One reason students visit the center: A health professional might need to listen to their lungs with a stethoscope for signs of infection. Physicians might also need patients to get lab tests, Nguyen-Knowles said. “The patient who says, ‘I think I twisted my ankle when I fell off my skateboard,’ we may need to have them come in for an X-ray.”

When patients arrive at the student health center, health workers in tents outside ask about the care they are seeking. If they need in-person care, the screening team takes each patient’s temperature and asks questions to assess the student’s risk of exposure to the coronavirus.

Access to mental health care for USC students increases with telemedicine

USC students also have new options to receive mental health support through expanded telehealth offerings. USC Student Health holds daily mental health drop-in sessions on Zoom, regardless of where students live. Students can join workshops on topics like how to deal with coronavirus-related disruptions, connect with others and maintain optimism and hope.

“Things are not normal right now, and we recognize that our students are in a new situation where they need us more than usual,” Nguyen-Knowles said. “Because of that, we have increased Let’s Talk and other sessions to help our students find some normalcy during a pandemic.”

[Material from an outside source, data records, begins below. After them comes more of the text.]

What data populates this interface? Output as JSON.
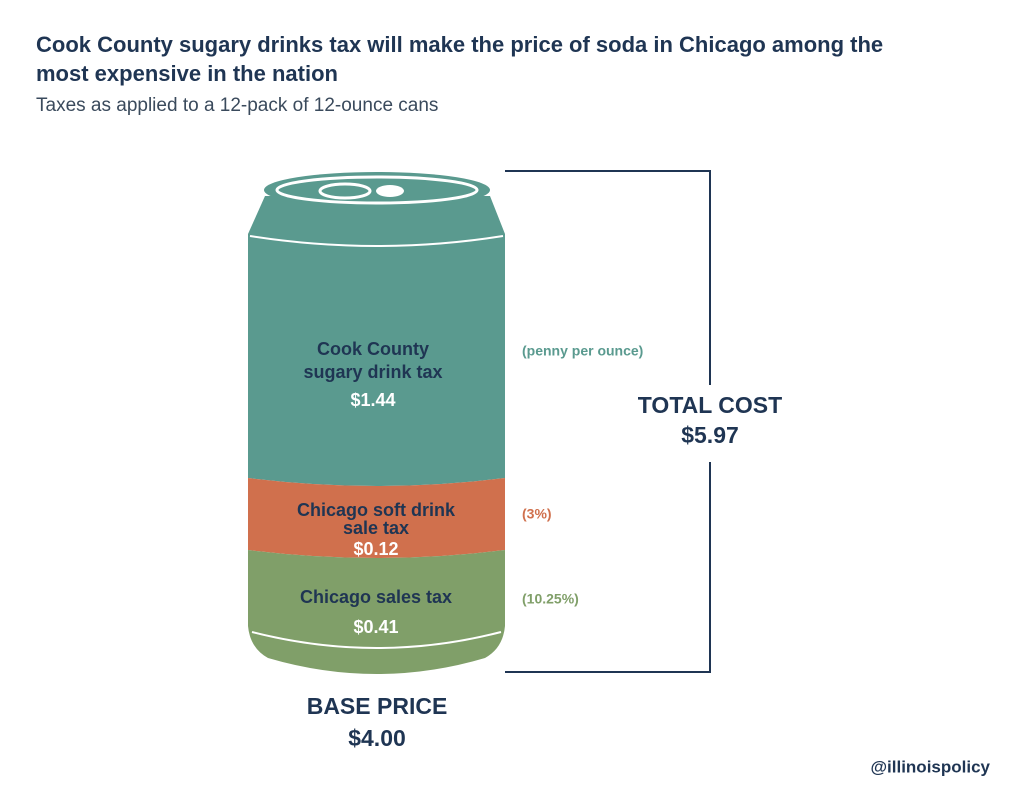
{
  "header": {
    "title_lines": [
      "Cook County sugary drinks tax will make the price of soda in Chicago among the",
      "most expensive in the nation"
    ],
    "subtitle": "Taxes as applied to a 12-pack of 12-ounce cans"
  },
  "segments": [
    {
      "label_lines": [
        "Cook County",
        "sugary drink tax"
      ],
      "amount": "$1.44",
      "note": "(penny per ounce)"
    },
    {
      "label_lines": [
        "Chicago soft drink",
        "sale tax"
      ],
      "amount": "$0.12",
      "note": "(3%)"
    },
    {
      "label_lines": [
        "Chicago sales tax"
      ],
      "amount": "$0.41",
      "note": "(10.25%)"
    }
  ],
  "base": {
    "label": "BASE PRICE",
    "amount": "$4.00"
  },
  "total": {
    "label": "TOTAL COST",
    "amount": "$5.97"
  },
  "footer": {
    "handle": "@illinoispolicy"
  }
}
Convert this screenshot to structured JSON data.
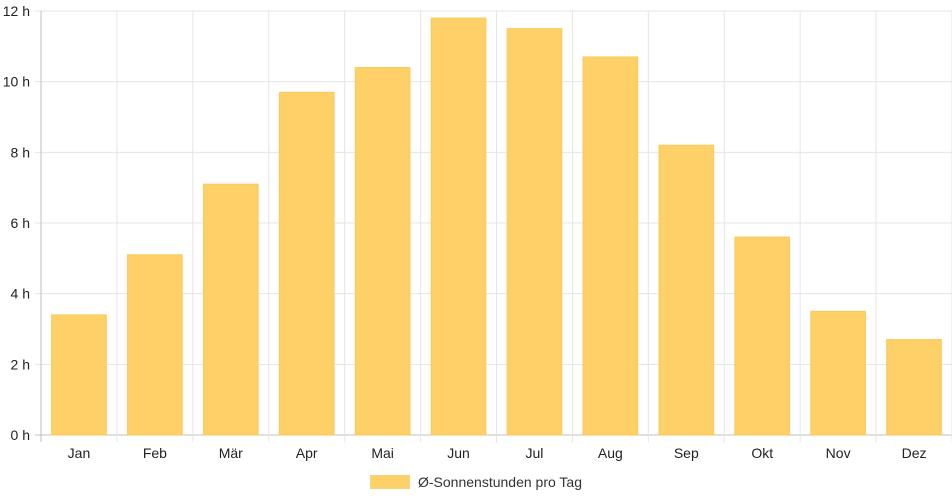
{
  "chart_data": {
    "type": "bar",
    "categories": [
      "Jan",
      "Feb",
      "Mär",
      "Apr",
      "Mai",
      "Jun",
      "Jul",
      "Aug",
      "Sep",
      "Okt",
      "Nov",
      "Dez"
    ],
    "series": [
      {
        "name": "Ø-Sonnenstunden pro Tag",
        "values": [
          3.4,
          5.1,
          7.1,
          9.7,
          10.4,
          11.8,
          11.5,
          10.7,
          8.2,
          5.6,
          3.5,
          2.7
        ],
        "color": "#fdd068"
      }
    ],
    "y_ticks": [
      "0 h",
      "2 h",
      "4 h",
      "6 h",
      "8 h",
      "10 h",
      "12 h"
    ],
    "ylim": [
      0,
      12
    ],
    "grid": true,
    "legend_position": "bottom"
  }
}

Individual therapy and counseling sessions for students in California are also available through the university’s patient portal, My Student Health Record. Students living in other states can check USC Student Health’s website to determine if they are eligible for other web-based counseling services through an outside provider.

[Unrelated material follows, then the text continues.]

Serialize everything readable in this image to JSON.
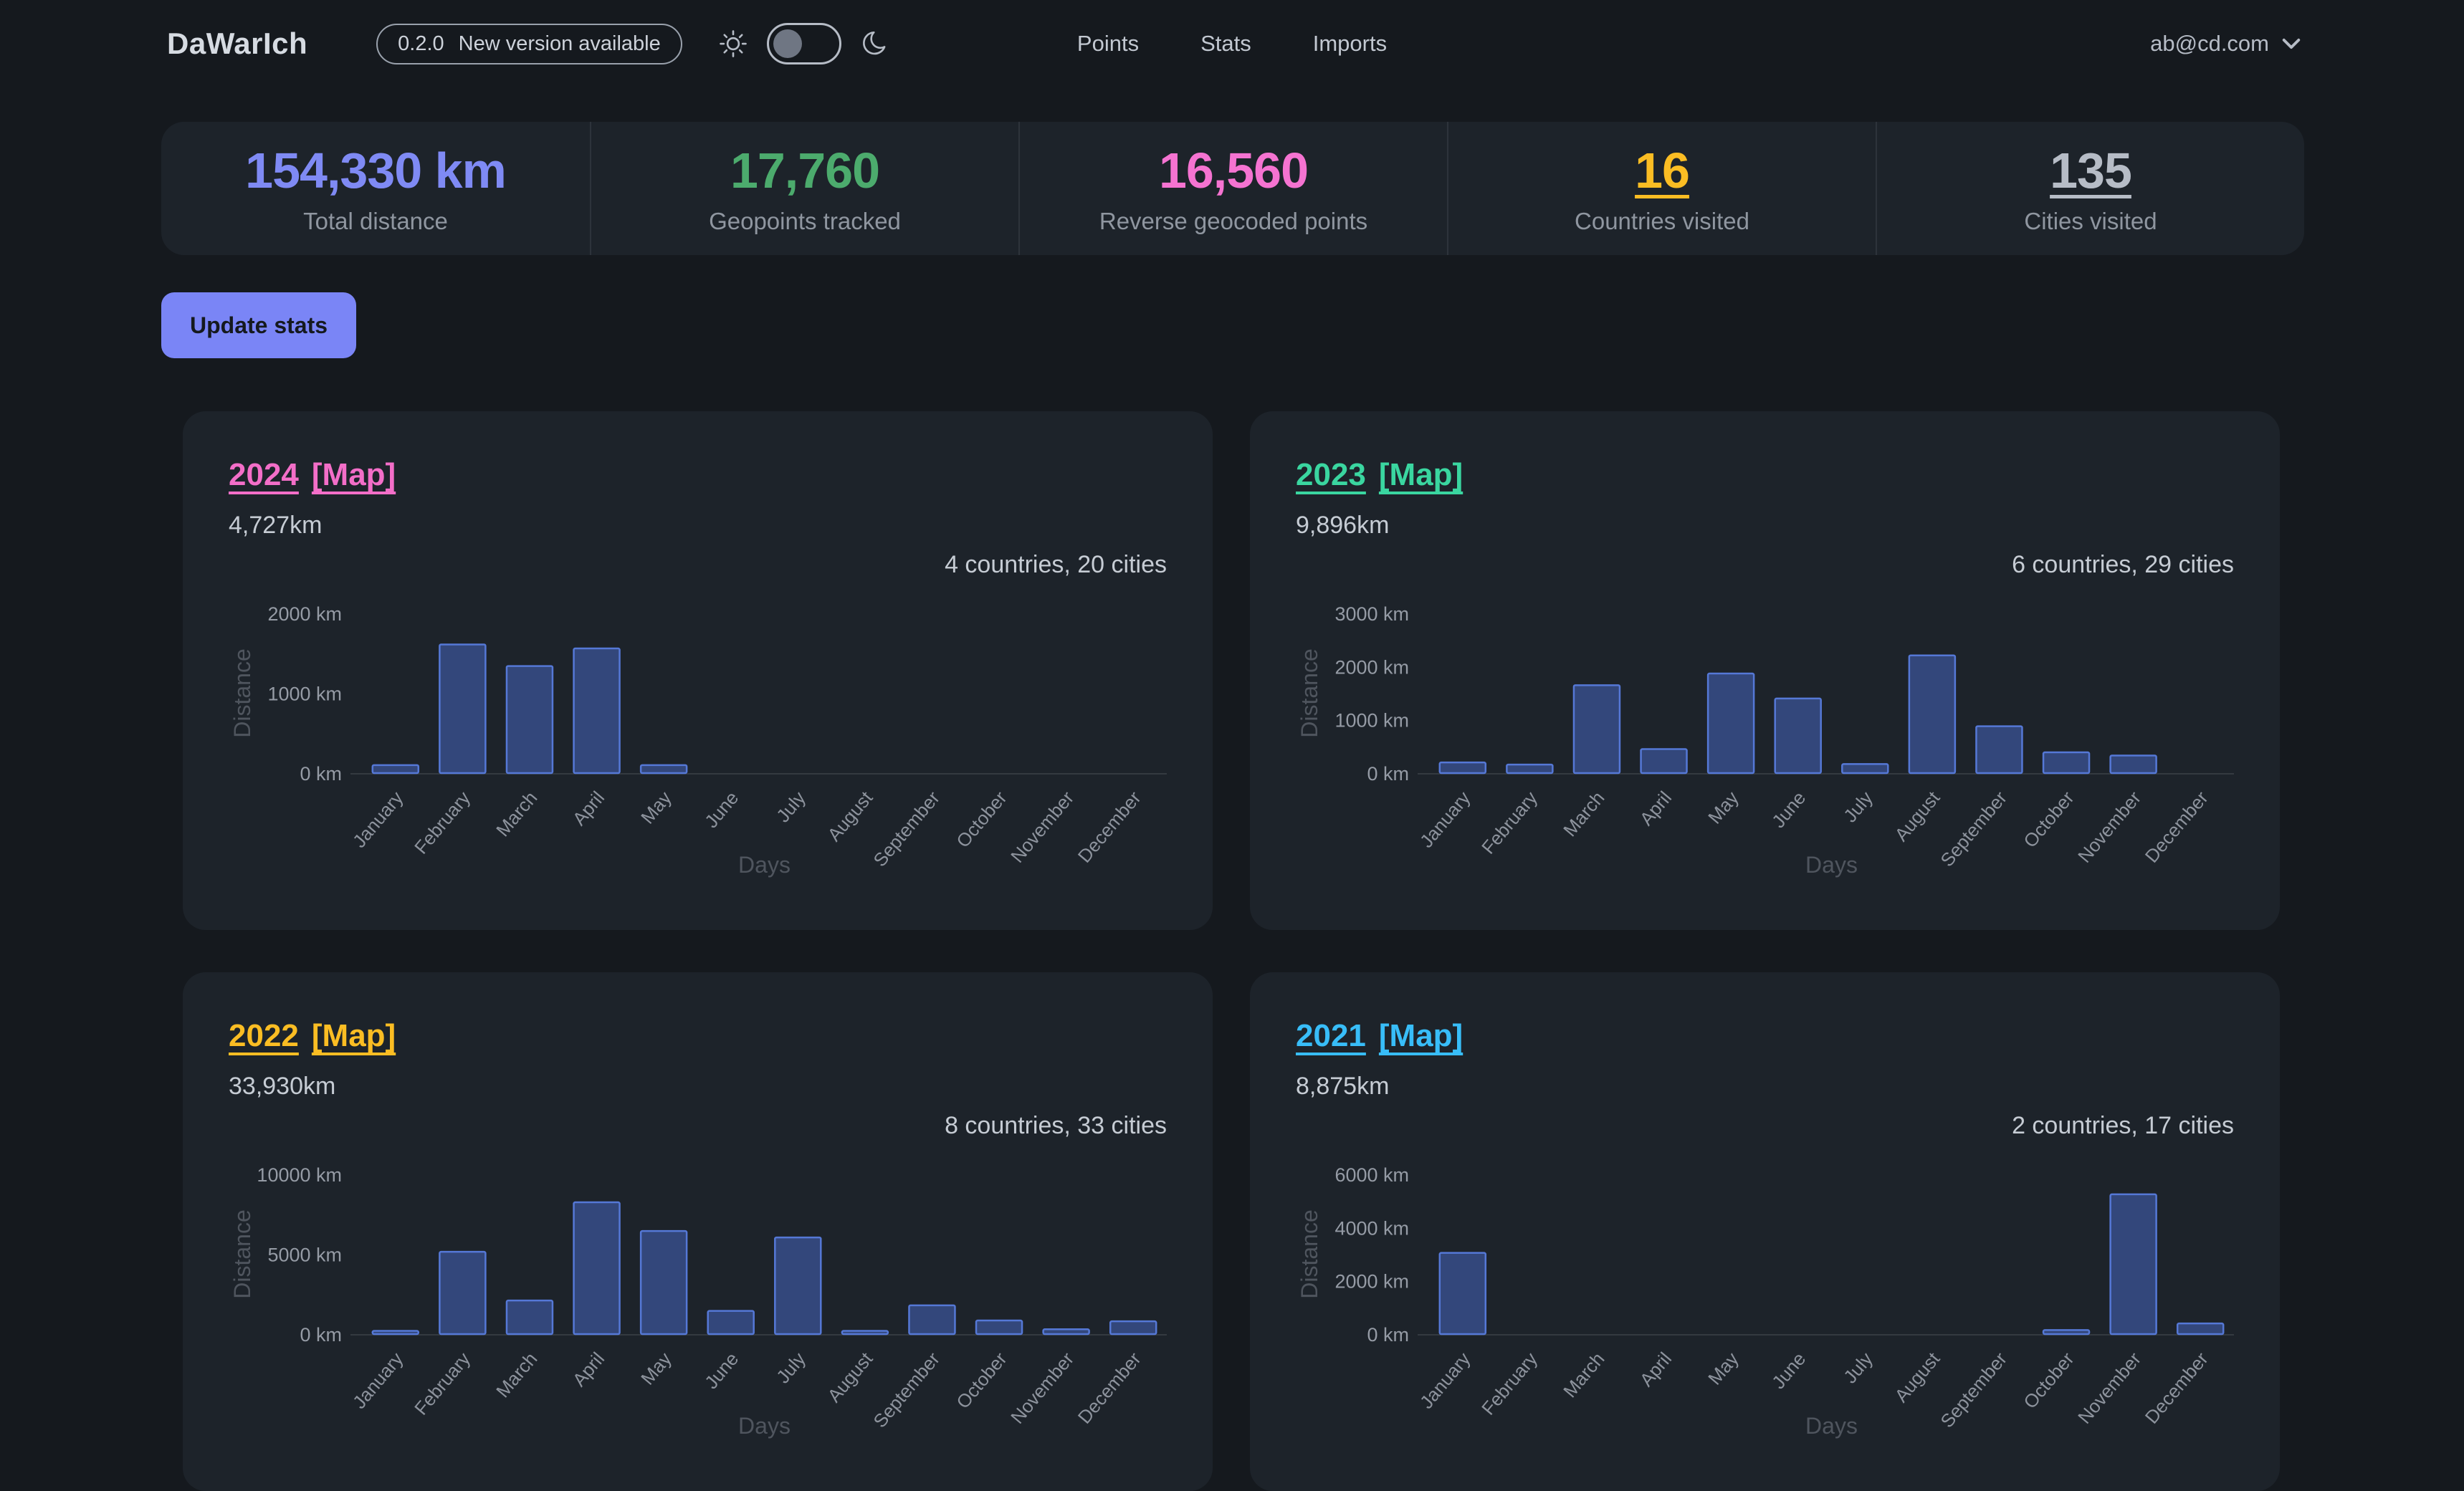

Many more mental health resources for students and other members of the USC community are available online, such as tips on coping during stressful times and access to free mindfulness classes.

USC leaders call on students to help stem the tide of the new coronavirus

Because most USC students are in their late teens, 20s and 30s, experts expect those diagnosed with COVID-19 to recover. But health officials said USC students can take action to protect others who are more vulnerable, whether that’s due to age or medical conditions.

A lot of students are very up-to-date and knowledgeable about what is going on, and they are really helping the cause.

Thu Nguyen-Knowles

“It’s really about how we can minimize their exposure to their parents, to those who have congestive heart failure or diabetes — the more high-risk people,” Nguyen-Knowles said. “This is how we can help the bigger community and decrease the number of sick patients ending up at the hospital.”

To encourage students to follow recommended guidelines and limit the spread of the illness, USC regularly reminds them about how they can help. Wash your hands regularly, Nguyen-Knowles said. Practice social distancing by staying at least 6 feet away from other people at all times. Stay indoors as much as possible, avoid public areas and use protective face masks or coverings during visits essential business or interactions with others.

“A lot of students are very up-to-date and knowledgeable about what is going on, and they are really helping the cause,” she said.

Despite the uncertainty of the coronavirus pandemic, Nguyen-Knowles expressed pride at how responsive and understanding her colleagues have been amid an ever-changing situation.

“We appreciate the flexibility and support that every department has given here, especially the nurses and clinicians and front office folks who are on the front lines and coming into work every day.”